テムザリアのギルドは、ダーレムのものより数倍大きかった。建物が三階建てで、入口の広さからして違う。受付が五窓口あり、それぞれに列ができている。


「圧倒される規模ですね」


「テムザリアは冒険者の拠点都市です。登録者数はダーレムの十倍以上と聞いています」


「依頼の数も多いですよね」


「見てみましょう」


掲示板は広かった。依頼票が何十枚も並んでいる。ランクD以上の依頼が多いが、Eランク向けのものも十件以上あった。


俺は一枚ずつ確認した。


街の外の魔物の討伐、素材の採取、護衛の依頼——。それから、一枚が目に留まった。


「調査依頼です。街の中で最近、不審な人物の目撃情報があるという件で、情報収集の協力を求めています」


「昨日聞いた話と繋がっているかもしれない」


ガルドが依頼票を見た。


「依頼主は商業ギルドだ。報酬は銀貨三枚。単純な情報収集だが、内容が気になる」


「受けてみますか」


「どう思う」


俺は少し考えた。


ダーレムで呪い刻印の事件があった。テムザリアでも同様の案件が少規模で起きていた。行方不明の冒険者。不審な人物。

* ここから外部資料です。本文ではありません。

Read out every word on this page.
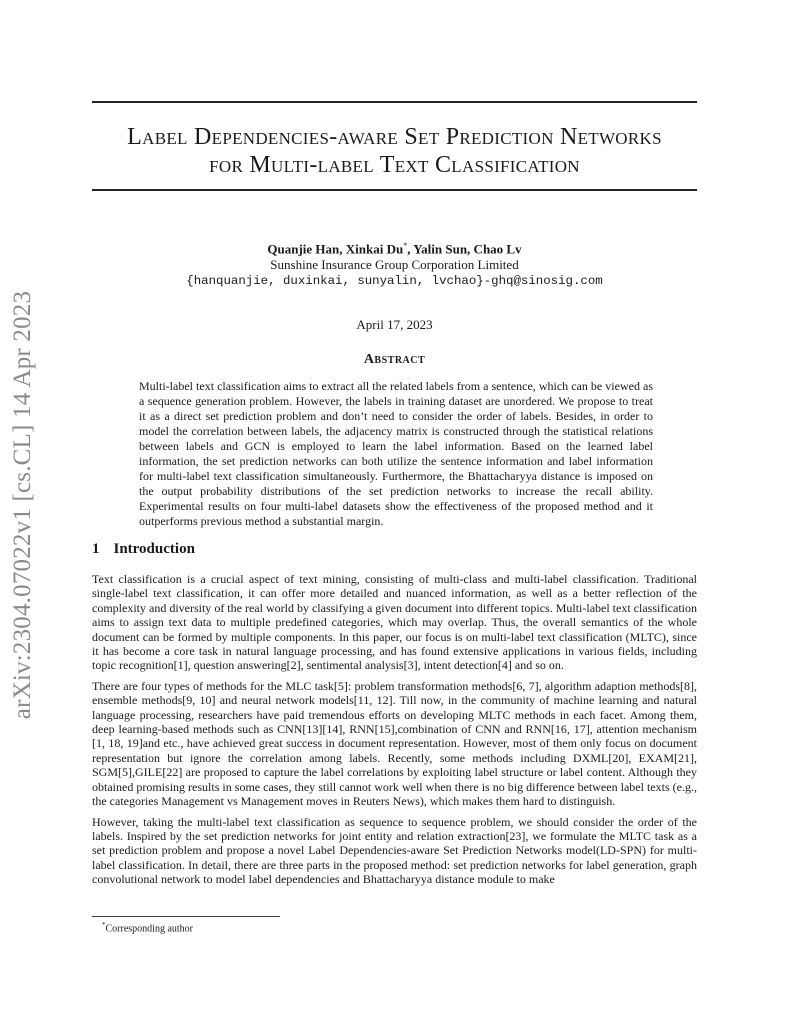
arXiv:2304.07022v1 [cs.CL] 14 Apr 2023
Label Dependencies-aware Set Prediction Networks
for Multi-label Text Classification
Quanjie Han, Xinkai Du*, Yalin Sun, Chao Lv
Sunshine Insurance Group Corporation Limited
{hanquanjie, duxinkai, sunyalin, lvchao}-ghq@sinosig.com
April 17, 2023
Abstract
Multi-label text classification aims to extract all the related labels from a sentence, which can be viewed as a sequence generation problem. However, the labels in training dataset are unordered. We propose to treat it as a direct set prediction problem and don’t need to consider the order of labels. Besides, in order to model the correlation between labels, the adjacency matrix is constructed through the statistical relations between labels and GCN is employed to learn the label information. Based on the learned label information, the set prediction networks can both utilize the sentence information and label information for multi-label text classification simultaneously. Furthermore, the Bhattacharyya distance is imposed on the output probability distributions of the set prediction networks to increase the recall ability. Experimental results on four multi-label datasets show the effectiveness of the proposed method and it outperforms previous method a substantial margin.
1 Introduction

Text classification is a crucial aspect of text mining, consisting of multi-class and multi-label classification. Traditional single-label text classification, it can offer more detailed and nuanced information, as well as a better reflection of the complexity and diversity of the real world by classifying a given document into different topics. Multi-label text classification aims to assign text data to multiple predefined categories, which may overlap. Thus, the overall semantics of the whole document can be formed by multiple components. In this paper, our focus is on multi-label text classification (MLTC), since it has become a core task in natural language processing, and has found extensive applications in various fields, including topic recognition[1], question answering[2], sentimental analysis[3], intent detection[4] and so on.

There are four types of methods for the MLC task[5]: problem transformation methods[6, 7], algorithm adaption methods[8], ensemble methods[9, 10] and neural network models[11, 12]. Till now, in the community of machine learning and natural language processing, researchers have paid tremendous efforts on developing MLTC methods in each facet. Among them, deep learning-based methods such as CNN[13][14], RNN[15],combination of CNN and RNN[16, 17], attention mechanism [1, 18, 19]and etc., have achieved great success in document representation. However, most of them only focus on document representation but ignore the correlation among labels. Recently, some methods including DXML[20], EXAM[21], SGM[5],GILE[22] are proposed to capture the label correlations by exploiting label structure or label content. Although they obtained promising results in some cases, they still cannot work well when there is no big difference between label texts (e.g., the categories Management vs Management moves in Reuters News), which makes them hard to distinguish.

However, taking the multi-label text classification as sequence to sequence problem, we should consider the order of the labels. Inspired by the set prediction networks for joint entity and relation extraction[23], we formulate the MLTC task as a set prediction problem and propose a novel Label Dependencies-aware Set Prediction Networks model(LD-SPN) for multi-label classification. In detail, there are three parts in the proposed method: set prediction networks for label generation, graph convolutional network to model label dependencies and Bhattacharyya distance module to make

*Corresponding author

これらが繋がっているとすれば、情報収集は意味がある。


「受けましょう。ただし、危険を冒す段階ではない。話を聞いて回るだけなら、俺たちにもできる」


「了解だ」


「それと——もう一枚、気になる依頼があります」


「どれだ」


「鍛冶工房からの依頼です。武具の刻印の相談に乗れる者を求めています。報酬は交渉次第と書いてある」


ガルドが依頼票を見た。


「依頼主の工房名は……シドウ・ブラックハンマー工房、か」


「シドウさんが依頼を出している」


「珍しいな。偏屈で有名な男が、人を求めているとは」


「それだけ困っていることがある、ということかもしれない」


俺はその依頼票を手に取った。


「明日、レイナルドさんに紹介してもらう予定でしたが——この依頼を通じて会いに行くのも、一つの形ですね」


「どちらにする」


「両方活用しましょう。まずレイナルドさんから紹介してもらって、それからこの依頼の形で正式に関わりを作る」


「二重で準備する、ということか」


「職人に対しては、礼儀を尽くした方がいいと思っています」


ガルドが満足そうに頷いた。


「そういう判断ができる人間だから、職人が信頼する。今日のレイナルドの反応を見て、お前さんが分かってきた」


受付窓口で調査依頼を受け付けた。担当者が依頼の詳細を説明してくれた。


「不審な人物が、特定の商会の倉庫周辺を複数回にわたって観察している目撃情報があります。直接の危害は確認されていませんが、商会が警戒しています。付近の様子を観察して、情報をまとめていただければ」


「場所は?」


「街の東区、倉庫通りです」


「分かりました。明日から動きます」


「よろしくお願いします。何か分かればすぐに報告を」


ギルドを出た。空がオレンジ色に染まり始めていた。


「充実した一日だった」


ガルドが伸びをしながら言った。


「まだ初日です」


「テムザリアは密度が濃い。ダーレムより動きが速い」


「そうですね。こちらも動きを速めていかないと」


「焦るな。お前さんが自分で言っていただろう」


「焦ってはいないつもりですが」


「顔が少し緊張している」


俺は少し意識を向けた。確かに、色々なことが一気に動き始めて、頭が忙しくなっていた。


「少し深呼吸してみます」


「そうしろ」


ユナが俺の隣に来た。


「まこと、今夜は宿の飯でいいか」


「もちろんです」


「ならいい。今日は見るものが多かった。食事の後は早めに寝ろ」


「ユナに心配されている」


「心配じゃない。明日も動くから、今夜は休めと言っている」


「それも心配です」


ユナが少し黙った。


「……まあいい」


宿に向かって歩いた。夕暮れのテムザリアが、少しずつ夜の準備を始めていた。街灯に火が入り始め、閉店する商店がある一方で、夜から開く酒場が扉を開けていた。


この街には、昼の顔と夜の顔がある。


昼の顔は、今日一日で少し見えた。夜の顔は、これから見えてくるだろう。